Prólogo

El padre de Andrew Livingston comparaba las diversas vidas que lleva un hombre con el ferrocarril. «En cada tren hay que arreglárselas un poco sobre la marcha», decía su padre.

Andrew había hecho muchos de tales arreglos a lo largo de su vida, como pianista, banquero, pintor, ranchero y político. Últimamente sólo seguía ajustando sus proyectos en el ámbito de la política, esa profesión de la que tan orgullosos y a la vez tan a la defensiva están quienes la ejercen. Como muchos de sus colegas del Senado, no habría cambiado su condición de socio del club más selecto de la nación por la aún más selecta de inquilino de la blanca mansión que se veía al final de la calle H.

«Si sólo dispones de cinco minutos para esparcirte en la estación del museo, has de tener libres esos cinco minutos», añadía su padre. Él ya no podía encontrar con frecuencia más de cinco minutos para hacer una parada en el museo, pero sí procuraba tener los momentos necesarios para admirar los dibujos que le gustaban: el Rafael a la tiza roja, el Hogarth escarlata y azul, el pequeño y encantador Veronese que era el preferido de su esposa, el boceto de Watteau de la muchacha descalza dormida en el sofá, y el monotipo de Blake sobre Nabucodonosor en su locura, a cuatro patas y el rostro atormentado. En su estudio también contemplaba dos de sus propias obras: un paisaje de las Bad Lands[1] con ganado pastando en un valle que descendía suavemente hacia un río medio oculto por los álamos; y un amistoso antilocapra, llamado Rufus, con la cabeza atentamente vuelta hacia su retratista.

En esos escasos minutos salía también al pequeño porche cerrado que le servía de estudio. Sobre el caballete reposaba su último cuadro, que seguramente nunca acabaría, si bien de cuando en cuando cogía el pincel y la paleta y se inclinaba sobre él, tal vez sólo para difuminar la sesgada luz del sol que había añadido en un esfuerzo anterior para aliviar lo sombrío del ambiente. Aunque no sabía explicarlo, pensaba que la representación de la muerte de un hombre no tenía por qué ser lúgubre.

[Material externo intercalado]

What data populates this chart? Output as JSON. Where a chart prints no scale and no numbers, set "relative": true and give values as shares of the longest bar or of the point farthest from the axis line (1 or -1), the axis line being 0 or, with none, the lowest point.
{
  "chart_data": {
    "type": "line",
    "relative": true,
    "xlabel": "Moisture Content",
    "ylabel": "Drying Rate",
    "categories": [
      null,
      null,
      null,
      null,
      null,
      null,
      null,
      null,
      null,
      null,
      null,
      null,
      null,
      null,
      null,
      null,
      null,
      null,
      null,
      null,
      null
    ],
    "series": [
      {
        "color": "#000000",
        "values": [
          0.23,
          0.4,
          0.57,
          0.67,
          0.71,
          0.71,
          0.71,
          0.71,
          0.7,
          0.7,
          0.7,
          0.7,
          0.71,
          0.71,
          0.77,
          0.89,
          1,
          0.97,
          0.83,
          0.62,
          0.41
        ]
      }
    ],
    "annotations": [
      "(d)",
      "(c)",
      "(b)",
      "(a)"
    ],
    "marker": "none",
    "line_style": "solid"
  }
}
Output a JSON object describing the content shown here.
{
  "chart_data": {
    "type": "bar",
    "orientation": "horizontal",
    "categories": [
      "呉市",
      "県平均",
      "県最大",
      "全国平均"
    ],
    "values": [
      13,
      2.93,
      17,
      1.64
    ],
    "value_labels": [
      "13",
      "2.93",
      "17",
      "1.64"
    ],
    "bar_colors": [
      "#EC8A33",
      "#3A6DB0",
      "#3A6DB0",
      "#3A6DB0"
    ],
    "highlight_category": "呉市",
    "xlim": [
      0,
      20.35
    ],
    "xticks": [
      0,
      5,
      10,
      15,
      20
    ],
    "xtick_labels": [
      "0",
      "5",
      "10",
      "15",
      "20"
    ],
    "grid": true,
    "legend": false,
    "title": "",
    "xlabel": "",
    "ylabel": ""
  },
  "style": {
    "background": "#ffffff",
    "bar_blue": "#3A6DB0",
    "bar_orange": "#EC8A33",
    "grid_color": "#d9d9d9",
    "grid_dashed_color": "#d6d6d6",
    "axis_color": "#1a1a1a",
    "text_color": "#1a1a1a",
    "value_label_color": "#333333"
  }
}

El pie de la cama del cuadro estaba adornado con volutas de bronce que recibían un poco de luz de la ventana, cubierta por los pesados pliegues de una cortina granate. La figura ocupaba la cama entera, un hombre corpulento con una camisa blanca. En realidad el tejido blanco había sido un vendaje, pero él decidió representarlo como una camisa abierta en el cuello, a lo Byron. El hombre yacía con los brazos a los costados. Tenía la cabeza echada hacia atrás sobre la almohada, de modo que no se distinguían sus facciones. Su cuello era musculoso. Junto a la cama se sentaba una mujer con el aire paciente del dolor, toda vestida de negro, con la espesa cabellera oscura recogida en forma de capucha, y el pálido triángulo del rostro inclinado hacia el torso del moribundo con una energía dinámica que fascinaba y repelía al pintor. Los colores eran manchas de trazo grueso: el religioso y absoluto negro del vestido femenino; la pared gris a su espalda; el blanco de la cama y la camisa del hombre; el rojo oscuro de las cortinas. Entre todo aquello las volutas del pie de la cama parecían alegres, casi frívolas; y, aunque no estaba bien, tampoco quedaba del todo mal.

Los años pasaban y en el porche se oía ahora el ruido de los automóviles en vez del repiqueteo de los cascos de los caballos y el chirrido de las ruedas de los carruajes, pero aquella escena pintada seguía desalándolo y suplicándole. Tras ella se erguía en su memoria otra imagen, una que nunca se había atrevido siquiera a esbozar: el muchacho colgando de la cuerda como un signo de interrogación, con los asistentes al acontecimiento en una disposición perfecta y ceremoniosa. Y tras aquélla, aún más instantáneas poderosas, como un desfile de espectros invocando la violencia y la poesía, la ignominia y la generosidad, las cuestiones suscitadas y las injusticias sufridas, que, según sabía ya, no viviría para ver respondidas ni enmendadas.